AFFF FIREFIGHTING FOAM: THE COMPLETE GUIDE

AFFF Firefighting Foam: The Complete Guide

AFFF Firefighting Foam: The Complete Guide

Blog Article





AFFF represents “aqueous film-forming foam.” It is a type of Firefighting Foam that's most commonly utilized by firefighters to extinguish Class B and Class A fires. Class B fires are those who involve flammable liquids, such as for example gasoline, oil, or paint, while Class A fires are those that involve combustible materials, such as for instance wood or paper.

AFFF works by forming a slim layer of water at first glance of the burning liquid, which effectively smothers the fire and prevents it from spreading. Additionally, AFFF contains surfactants—substances that reduce the top tension of water—which help the water to spread easier and evenly over the surface of the liquid.

How AFFF Works
● Aqueous film-forming foam (AFFF) is a type of firefighting foam that is most commonly utilized by firefighters to extinguish Class B and Class A fires. Class A fires are those that involve combustible materials like wood or paper, while Class B fires involve flammable liquids like paint, oil, or gasoline.

● To know how AFFF works, it is first crucial that you know how fire works. Whenever a fire burns, it does so because three elements exist: oxygen, heat, and fuel. The oxygen supplies the air essential for combustion, while the heat causes the fuel to ignite. Once ignited, the fuel begins to burn, releasing energy in the proper execution of heat and light.

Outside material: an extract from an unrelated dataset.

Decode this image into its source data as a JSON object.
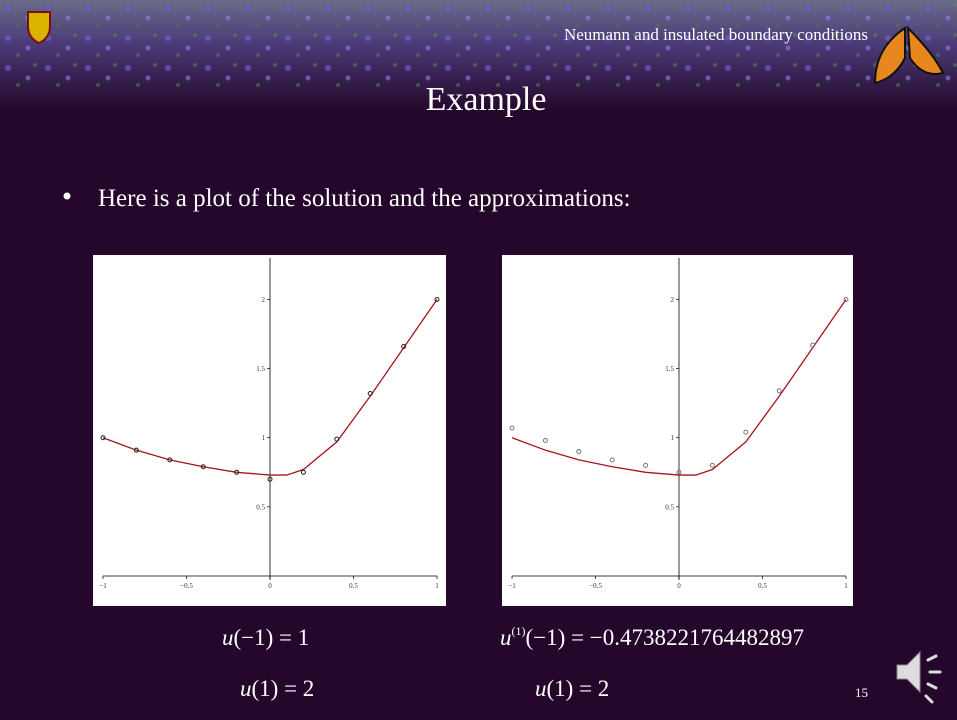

● If one of these simple three elements is removed, the fire will go out. This is where AFFF comes in. When applied to a fire, AFFF forms a slim layer of water at first glance of the burning liquid. This effectively smothers the fire and prevents it from spreading. Surfactants, which lower water's surface tension, are another ingredient in AFFF. They allow it to be easier and more uniform for water to spread across a liquid's surface.

● Surfactants are especially important when fighting fires involving liquids with high surface tensions, such as diesel fuel or crude oil. Without surfactants, these kind of liquids would repel water, which makes it difficult for firefighters to extinguish them.

AFFF Firefighting Foam Lawsuit
AFFF Firefighting foam lawsuit is a class action lawsuit that was filed in the United States District Court for the District of South Carolina. The product has been employed by the U.S. Military, along with many fire departments throughout the country.

● The primary allegations in the lawsuit are that the companies knew or should have known that the chemicals in AFFF firefighting foam were dangerous and caused health conditions, nevertheless they didn't warn the general public or take steps to get rid of the chemicals from the product.

● The chemicals at issue, in cases like this, are perfluorooctane sulfonate (PFOS) and perfluorooctanoic acid (PFOA).

● These chemicals have now been linked to cancer, along with, other health problems. The plaintiffs, in cases like this, are seeking compensatory and punitive damages. They are also seeking to really have the companies remove these chemicals from AFFF firefighting foam and other products.

Conclusion:
Aqueous film-forming foam (AFFF) is an essential tool in the fight against fires. By forming a thin layer of water at first glance of burning liquids, it effectively smothers flames and prevents them from spreading. Additionally, its surfactant content helps water to spread more evenly over surfaces with high surface tensions.


For more details check out Firefighting Foam.